Vector instructions#
Continuing the topic of changes related to RISC-V, ACT4 finally supports (somewhat incomplete) tests for vector instructions, which allowed me to run implementation against them and fix a bunch of bugs in PR 694 and PR 696. Everything they have so far instruction decoder and interpreter now pass.
Not only that, with the tests present, I was able to add support for Zvkb and Zvbb extensions in PR 710 and then
Zvbc in PR 711, which all also pass ACT4 tests.

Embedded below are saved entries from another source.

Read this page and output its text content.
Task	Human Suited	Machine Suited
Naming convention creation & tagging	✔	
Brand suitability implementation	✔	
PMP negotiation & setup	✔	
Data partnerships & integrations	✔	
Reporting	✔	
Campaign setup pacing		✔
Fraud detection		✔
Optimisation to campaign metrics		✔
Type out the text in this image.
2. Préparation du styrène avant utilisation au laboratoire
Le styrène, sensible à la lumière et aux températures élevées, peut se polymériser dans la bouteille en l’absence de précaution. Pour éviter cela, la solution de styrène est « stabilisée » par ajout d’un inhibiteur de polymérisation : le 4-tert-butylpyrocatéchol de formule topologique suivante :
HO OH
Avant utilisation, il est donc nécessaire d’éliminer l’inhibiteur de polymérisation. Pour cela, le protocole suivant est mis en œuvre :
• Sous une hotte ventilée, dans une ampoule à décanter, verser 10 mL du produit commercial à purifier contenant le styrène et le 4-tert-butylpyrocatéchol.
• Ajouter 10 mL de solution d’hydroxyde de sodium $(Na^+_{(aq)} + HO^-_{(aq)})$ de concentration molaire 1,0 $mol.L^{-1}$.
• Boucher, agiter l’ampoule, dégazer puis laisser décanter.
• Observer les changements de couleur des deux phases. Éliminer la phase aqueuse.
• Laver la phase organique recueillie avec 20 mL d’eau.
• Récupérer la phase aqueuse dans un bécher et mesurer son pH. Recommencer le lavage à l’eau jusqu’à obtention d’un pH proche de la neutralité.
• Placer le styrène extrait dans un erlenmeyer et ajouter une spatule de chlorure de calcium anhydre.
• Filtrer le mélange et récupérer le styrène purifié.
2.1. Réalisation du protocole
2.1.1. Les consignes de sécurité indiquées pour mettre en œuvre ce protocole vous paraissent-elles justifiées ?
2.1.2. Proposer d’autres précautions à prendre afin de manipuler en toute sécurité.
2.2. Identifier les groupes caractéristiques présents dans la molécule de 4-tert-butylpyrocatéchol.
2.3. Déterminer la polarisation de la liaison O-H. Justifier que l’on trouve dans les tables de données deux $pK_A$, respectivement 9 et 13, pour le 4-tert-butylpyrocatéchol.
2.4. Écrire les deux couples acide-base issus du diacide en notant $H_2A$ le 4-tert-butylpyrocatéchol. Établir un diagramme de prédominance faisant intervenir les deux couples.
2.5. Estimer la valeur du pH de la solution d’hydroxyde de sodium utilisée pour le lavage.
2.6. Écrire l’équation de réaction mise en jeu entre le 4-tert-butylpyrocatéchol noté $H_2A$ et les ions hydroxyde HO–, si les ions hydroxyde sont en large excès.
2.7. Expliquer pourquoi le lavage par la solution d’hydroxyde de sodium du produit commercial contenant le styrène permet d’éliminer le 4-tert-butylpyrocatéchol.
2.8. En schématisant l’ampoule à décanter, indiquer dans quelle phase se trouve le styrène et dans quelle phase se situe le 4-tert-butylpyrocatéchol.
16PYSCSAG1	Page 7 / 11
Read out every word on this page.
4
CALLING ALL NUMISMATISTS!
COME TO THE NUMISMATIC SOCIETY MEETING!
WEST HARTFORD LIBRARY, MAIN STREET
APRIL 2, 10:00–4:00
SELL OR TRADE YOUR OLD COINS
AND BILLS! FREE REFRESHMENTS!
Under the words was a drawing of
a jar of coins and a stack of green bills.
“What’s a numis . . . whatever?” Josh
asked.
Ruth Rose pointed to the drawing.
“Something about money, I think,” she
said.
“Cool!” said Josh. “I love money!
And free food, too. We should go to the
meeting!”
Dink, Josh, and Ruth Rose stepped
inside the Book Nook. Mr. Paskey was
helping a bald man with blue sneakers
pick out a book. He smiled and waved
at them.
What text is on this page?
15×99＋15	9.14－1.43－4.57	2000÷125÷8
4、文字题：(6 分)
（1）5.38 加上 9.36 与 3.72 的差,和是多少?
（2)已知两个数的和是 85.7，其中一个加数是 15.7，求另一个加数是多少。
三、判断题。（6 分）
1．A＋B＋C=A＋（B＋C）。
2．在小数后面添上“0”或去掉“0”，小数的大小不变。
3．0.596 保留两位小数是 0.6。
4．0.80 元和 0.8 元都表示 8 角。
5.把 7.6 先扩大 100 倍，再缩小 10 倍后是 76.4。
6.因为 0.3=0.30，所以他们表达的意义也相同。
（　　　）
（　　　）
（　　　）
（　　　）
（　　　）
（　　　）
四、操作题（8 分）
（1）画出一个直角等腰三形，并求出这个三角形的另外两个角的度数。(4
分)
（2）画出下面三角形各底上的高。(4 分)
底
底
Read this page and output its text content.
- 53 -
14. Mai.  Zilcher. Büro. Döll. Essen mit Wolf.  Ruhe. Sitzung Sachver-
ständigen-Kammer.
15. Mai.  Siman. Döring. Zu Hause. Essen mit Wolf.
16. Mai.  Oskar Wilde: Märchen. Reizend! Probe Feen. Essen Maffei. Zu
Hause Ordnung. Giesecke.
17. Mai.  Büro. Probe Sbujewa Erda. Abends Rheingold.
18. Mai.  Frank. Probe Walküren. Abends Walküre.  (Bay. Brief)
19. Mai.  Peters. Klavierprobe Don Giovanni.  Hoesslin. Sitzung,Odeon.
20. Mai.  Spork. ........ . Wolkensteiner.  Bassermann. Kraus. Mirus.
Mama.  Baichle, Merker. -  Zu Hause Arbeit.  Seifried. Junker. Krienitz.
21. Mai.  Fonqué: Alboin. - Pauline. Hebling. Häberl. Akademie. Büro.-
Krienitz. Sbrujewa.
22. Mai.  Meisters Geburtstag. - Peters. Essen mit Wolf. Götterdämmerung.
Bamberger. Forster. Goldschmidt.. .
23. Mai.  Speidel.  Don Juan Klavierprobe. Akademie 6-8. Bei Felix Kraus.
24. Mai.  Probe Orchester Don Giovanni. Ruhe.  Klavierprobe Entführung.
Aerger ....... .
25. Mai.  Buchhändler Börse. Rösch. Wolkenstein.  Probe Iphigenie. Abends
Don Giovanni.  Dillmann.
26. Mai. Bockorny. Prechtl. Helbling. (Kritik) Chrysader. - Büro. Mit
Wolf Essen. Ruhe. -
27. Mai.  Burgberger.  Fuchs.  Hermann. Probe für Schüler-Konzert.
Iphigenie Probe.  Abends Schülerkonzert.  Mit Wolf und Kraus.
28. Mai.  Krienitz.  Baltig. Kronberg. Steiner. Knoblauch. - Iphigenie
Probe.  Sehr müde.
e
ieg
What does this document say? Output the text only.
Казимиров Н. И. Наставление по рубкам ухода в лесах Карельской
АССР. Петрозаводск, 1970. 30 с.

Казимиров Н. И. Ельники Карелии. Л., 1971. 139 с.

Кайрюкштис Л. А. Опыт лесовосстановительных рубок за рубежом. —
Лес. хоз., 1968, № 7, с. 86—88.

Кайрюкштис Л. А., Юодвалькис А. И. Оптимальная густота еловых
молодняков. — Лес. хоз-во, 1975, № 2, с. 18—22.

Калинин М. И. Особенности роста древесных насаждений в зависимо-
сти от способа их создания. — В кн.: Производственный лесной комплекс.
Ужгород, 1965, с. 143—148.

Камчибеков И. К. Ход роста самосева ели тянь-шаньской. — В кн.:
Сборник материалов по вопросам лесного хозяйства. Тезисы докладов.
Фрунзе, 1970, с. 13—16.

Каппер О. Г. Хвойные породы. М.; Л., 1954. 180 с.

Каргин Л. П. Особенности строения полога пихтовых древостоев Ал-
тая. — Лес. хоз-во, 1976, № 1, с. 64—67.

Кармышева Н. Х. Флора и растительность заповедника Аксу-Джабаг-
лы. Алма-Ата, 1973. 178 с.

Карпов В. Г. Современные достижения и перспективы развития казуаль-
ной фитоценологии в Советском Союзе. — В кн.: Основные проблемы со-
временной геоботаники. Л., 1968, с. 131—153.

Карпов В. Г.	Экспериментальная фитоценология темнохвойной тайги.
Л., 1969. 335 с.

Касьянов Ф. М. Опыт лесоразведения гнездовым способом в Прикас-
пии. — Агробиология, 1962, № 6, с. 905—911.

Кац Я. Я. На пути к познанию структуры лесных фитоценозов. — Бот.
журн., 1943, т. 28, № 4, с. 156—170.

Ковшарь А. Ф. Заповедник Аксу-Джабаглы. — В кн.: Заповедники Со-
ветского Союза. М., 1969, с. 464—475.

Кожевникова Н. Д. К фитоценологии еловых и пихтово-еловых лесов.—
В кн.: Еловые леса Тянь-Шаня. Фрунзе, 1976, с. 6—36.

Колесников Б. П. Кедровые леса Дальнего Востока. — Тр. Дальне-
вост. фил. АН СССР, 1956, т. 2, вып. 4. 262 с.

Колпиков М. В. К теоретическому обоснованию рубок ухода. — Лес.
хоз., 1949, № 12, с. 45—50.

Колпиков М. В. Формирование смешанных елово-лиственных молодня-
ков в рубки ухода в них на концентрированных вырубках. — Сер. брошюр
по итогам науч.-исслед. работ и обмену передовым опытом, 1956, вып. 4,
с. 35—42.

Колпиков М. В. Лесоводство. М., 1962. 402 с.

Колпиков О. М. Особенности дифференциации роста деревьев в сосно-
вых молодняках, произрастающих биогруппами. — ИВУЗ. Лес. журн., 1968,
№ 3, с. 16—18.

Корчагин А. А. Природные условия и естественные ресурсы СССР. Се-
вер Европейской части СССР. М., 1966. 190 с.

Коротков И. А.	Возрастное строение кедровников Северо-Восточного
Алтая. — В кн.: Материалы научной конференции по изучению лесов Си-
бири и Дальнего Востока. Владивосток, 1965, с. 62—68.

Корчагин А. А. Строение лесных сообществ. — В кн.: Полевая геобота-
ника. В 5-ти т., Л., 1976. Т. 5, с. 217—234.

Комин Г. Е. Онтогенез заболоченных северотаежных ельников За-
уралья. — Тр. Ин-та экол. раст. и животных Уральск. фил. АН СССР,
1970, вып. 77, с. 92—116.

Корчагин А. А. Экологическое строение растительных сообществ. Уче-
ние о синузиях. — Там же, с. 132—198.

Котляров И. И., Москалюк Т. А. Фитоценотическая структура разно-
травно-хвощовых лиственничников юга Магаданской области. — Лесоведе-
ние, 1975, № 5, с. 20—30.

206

Enabling vector instructions in RISC-V contracts reduces contract size (depending on the minimum vector length configured), but unfortunately, it drops the performance substantially and makes it even worse once PGO is involved. The clear sign of the issue is the large amount of code LLVM is dealing with. I have made some attempts to deal with that, but not particularly successful so far. Vector instructions are very complex, relatively speaking, and maybe auto-vectorization in LLVM just isn’t that good yet (though I know work is being done in that direction upstream).
It is possible that vector instructions may end up being useless in contracts from the interpreter performance point of view, but for now I’m hopeful.
Surprising tiny performance win#
When working on migration to generic_const_args I hit an ICE that I worked around in PR 690 by replacing
impl Iterator with a concrete implementation that unexpectedly improved performance in a non-negligible way:
2/balanced/all-proofs time: [1.2343 ns 1.2347 ns 1.2353 ns]
change: [−17.073% −16.003% −15.116%] (p = 0.00 < 0.05)
Performance has improved.
4/balanced/all-proofs time: [1.2339 ns 1.2344 ns 1.2349 ns]
change: [−15.688% −15.443% −15.099%] (p = 0.00 < 0.05)
Performance has improved.
256/balanced/all-proofs time: [1.2345 ns 1.2349 ns 1.2353 ns]
change: [−15.633% −15.423% −15.103%] (p = 0.00 < 0.05)
Performance has improved.
32768/balanced/all-proofs
time: [1.2333 ns 1.2336 ns 1.2341 ns]
change: [−18.464% −17.211% −15.945%] (p = 0.00 < 0.05)
Performance has improved.
65536/balanced/all-proofs
time: [1.2331 ns 1.2372 ns 1.2414 ns]
change: [−15.431% −15.040% −14.571%] (p = 0.00 < 0.05)
Performance has improved.
Conclusion#
As you can see, there were a lot of things happening and even more that I didn’t mention, but ultimately it doesn’t seem like anything in particular was actually completed. I really wanted to release 0.1 version of the RISC-V crates to crates.io, but now with inability to generate documentation I am blocked.
-Znext-solver=globally is supposed to be stable and default in Q3 of this year, so hopefully those issues are not
going to haunt me for long 🤞.
Upcoming plans#
I do have a high-level plan for sharding-related changes, it just needs actual engineering to be done. Hopefully soon, it is just really boring and tedious work.
I’ll be on Zulip if you have anything to discuss, otherwise I’ll be back with another update some time soon.